Before taking the plunge, romantic partners considering cohabitating should seek the services of a skilled local lawyer to make sure their rights are protected. Having a local lawyer is important because they are knowledgeable in the local laws governing palimony.

What States Recognize Palimony or Some Forms of a Palimony Agreement?

Some states do not award palimony, but some states recognize that parties living as husband and wife, but not married, have an implied cohabitation agreement. If the couple pools their resources and shares bank accounts that are used to pay for living necessities, then some financial reward should go to each party in the living arrangement.

Each state has its own rules regarding palimony, but below is a list of those states that honor palimony or some forms of a palimony agreement:

  • Alaska
  • Arizona
  • California
  • Colorado
  • Delaware
  • Florida
  • Hawaii
  • Idaho
  • Illinois
  • Indiana
  • Iowa
  • Maryland
  • Minnesota
  • Nevada
  • New Mexico
  • New York
  • North Carolina
  • North Dakota
  • Ohio
  • Oregon
  • Pennsylvania
  • Rhode Island
  • Texas
  • Utah
  • Vermont
  • Virginia
  • Washington
  • Wisconsin
  • Wyoming

Palimony in the State of North Carolina?

If you live in the state of North Carolina, they do not recognize palimony or common law marriage. They are just one of just 12 states today that do not recognize common law marriage or palimony. This may be changing, however, as the 2000 U.S. Census found that 5.2 million couples were living together nationwide without being married. In North Carolina, the number was 137,181. Because of the changing demographics, we may soon see changes to North Carolina law.

If you live in North Carolina, you should protect yourself before you begin cohabitating by knowing your rights. A visit to the Law Office of Mercedes O. Chut is a wise step. She is a Divorce attorney Greensboro NC and can draw up an agreement that will protect each partner in the future.

Seeking protection from a family law attorney Greensboro NC will help protect the legal rights of each partner. Because a local lawyer knows the local laws, they will be able to guide each member of the cohabitation agreement to a fair and equitable financial situation should the couple break up.

North Carolina generally enforces a cohabitation agreement unless it includes sexual services. But couples who live together, purchase a home together, pool their resources, and later split up are each entitled to something. A knowledgeable Greensboro divorce lawyer Greensboro or family law lawyer Greensboro can guide each partner through the process.
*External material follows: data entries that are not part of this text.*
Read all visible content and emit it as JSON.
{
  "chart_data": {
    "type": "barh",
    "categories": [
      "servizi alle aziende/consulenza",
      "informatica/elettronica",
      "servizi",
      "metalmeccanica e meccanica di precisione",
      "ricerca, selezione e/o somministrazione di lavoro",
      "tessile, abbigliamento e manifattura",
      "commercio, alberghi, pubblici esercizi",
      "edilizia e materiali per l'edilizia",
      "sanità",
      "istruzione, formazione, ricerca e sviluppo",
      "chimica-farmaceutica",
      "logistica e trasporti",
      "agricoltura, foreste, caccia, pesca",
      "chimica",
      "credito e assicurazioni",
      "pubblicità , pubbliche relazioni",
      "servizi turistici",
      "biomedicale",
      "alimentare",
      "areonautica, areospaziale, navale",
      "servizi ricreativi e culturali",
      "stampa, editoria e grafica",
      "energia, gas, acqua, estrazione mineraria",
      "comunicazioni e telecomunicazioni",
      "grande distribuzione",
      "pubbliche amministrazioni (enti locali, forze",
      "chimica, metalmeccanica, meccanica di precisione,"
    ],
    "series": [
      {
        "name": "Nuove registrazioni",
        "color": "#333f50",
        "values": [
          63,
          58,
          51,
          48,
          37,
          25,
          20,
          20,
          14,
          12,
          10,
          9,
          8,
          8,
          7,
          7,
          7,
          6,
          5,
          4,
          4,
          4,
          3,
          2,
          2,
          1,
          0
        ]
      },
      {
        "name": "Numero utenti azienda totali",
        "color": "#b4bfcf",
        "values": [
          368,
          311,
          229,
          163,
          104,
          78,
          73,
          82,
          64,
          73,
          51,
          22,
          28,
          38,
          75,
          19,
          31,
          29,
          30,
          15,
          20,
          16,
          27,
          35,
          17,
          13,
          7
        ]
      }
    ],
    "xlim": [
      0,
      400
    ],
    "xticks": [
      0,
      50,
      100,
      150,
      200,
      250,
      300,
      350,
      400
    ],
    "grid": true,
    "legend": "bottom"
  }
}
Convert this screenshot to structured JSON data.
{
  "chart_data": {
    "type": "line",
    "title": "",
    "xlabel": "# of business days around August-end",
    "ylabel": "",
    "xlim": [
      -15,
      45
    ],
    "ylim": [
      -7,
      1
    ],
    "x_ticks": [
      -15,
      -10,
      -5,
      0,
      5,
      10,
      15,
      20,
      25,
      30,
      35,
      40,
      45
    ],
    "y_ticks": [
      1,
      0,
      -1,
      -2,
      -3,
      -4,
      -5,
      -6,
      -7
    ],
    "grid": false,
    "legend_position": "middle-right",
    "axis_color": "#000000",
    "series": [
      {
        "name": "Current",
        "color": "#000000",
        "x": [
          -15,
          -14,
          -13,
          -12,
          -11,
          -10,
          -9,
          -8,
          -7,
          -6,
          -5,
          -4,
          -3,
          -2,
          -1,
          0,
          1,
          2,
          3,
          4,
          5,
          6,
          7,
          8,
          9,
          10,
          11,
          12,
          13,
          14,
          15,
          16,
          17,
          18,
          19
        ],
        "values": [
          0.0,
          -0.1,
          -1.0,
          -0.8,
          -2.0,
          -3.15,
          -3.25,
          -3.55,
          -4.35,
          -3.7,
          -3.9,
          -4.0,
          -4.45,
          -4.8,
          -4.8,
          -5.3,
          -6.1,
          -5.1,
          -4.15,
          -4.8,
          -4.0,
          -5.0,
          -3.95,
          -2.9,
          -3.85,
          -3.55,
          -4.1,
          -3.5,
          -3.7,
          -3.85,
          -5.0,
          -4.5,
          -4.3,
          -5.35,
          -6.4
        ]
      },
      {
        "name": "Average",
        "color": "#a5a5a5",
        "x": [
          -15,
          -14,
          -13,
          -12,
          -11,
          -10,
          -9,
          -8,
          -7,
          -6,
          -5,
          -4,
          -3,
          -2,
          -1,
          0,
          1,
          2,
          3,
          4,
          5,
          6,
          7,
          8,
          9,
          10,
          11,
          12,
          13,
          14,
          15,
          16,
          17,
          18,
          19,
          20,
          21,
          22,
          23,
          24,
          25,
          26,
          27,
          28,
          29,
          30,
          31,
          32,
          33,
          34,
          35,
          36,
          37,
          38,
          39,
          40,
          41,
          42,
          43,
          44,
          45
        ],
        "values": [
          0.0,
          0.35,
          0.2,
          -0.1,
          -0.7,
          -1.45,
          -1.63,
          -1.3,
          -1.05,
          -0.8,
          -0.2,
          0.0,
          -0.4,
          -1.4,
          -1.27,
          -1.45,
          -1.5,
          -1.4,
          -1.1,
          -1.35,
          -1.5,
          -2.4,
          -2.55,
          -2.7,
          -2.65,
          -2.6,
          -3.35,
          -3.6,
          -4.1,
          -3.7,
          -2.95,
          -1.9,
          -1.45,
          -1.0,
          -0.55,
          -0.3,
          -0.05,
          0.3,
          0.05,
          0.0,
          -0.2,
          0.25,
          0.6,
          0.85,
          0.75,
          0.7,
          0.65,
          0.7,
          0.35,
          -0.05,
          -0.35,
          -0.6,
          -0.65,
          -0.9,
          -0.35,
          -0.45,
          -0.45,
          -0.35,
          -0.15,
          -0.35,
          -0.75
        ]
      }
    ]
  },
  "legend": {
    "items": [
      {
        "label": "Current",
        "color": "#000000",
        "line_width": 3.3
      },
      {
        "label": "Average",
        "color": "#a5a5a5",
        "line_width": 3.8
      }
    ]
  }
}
Choose the Firm that Respects the Rights of Both Parties:

When a couple breaks up, it can be difficult on both parties, that is why those considering living together should have a family law or divorce attorney, Greensboro, to draw up the agreement while cool heads prevail, and emotions are not at the forefront.

Drafting a cohabitation agreement with a family law attorney, Greensboro, NC, is a wise thing to do. It protects assets that belong to each individual before the cohabitation begins and protects each partner’s rights should the romantic partnership dissolve.

Protect yourself at all times by having legal documents in place in case they are needed in the future. Seek the expert advice of a top Greensboro family law attorney to protect the rights of both individuals, today and tomorrow.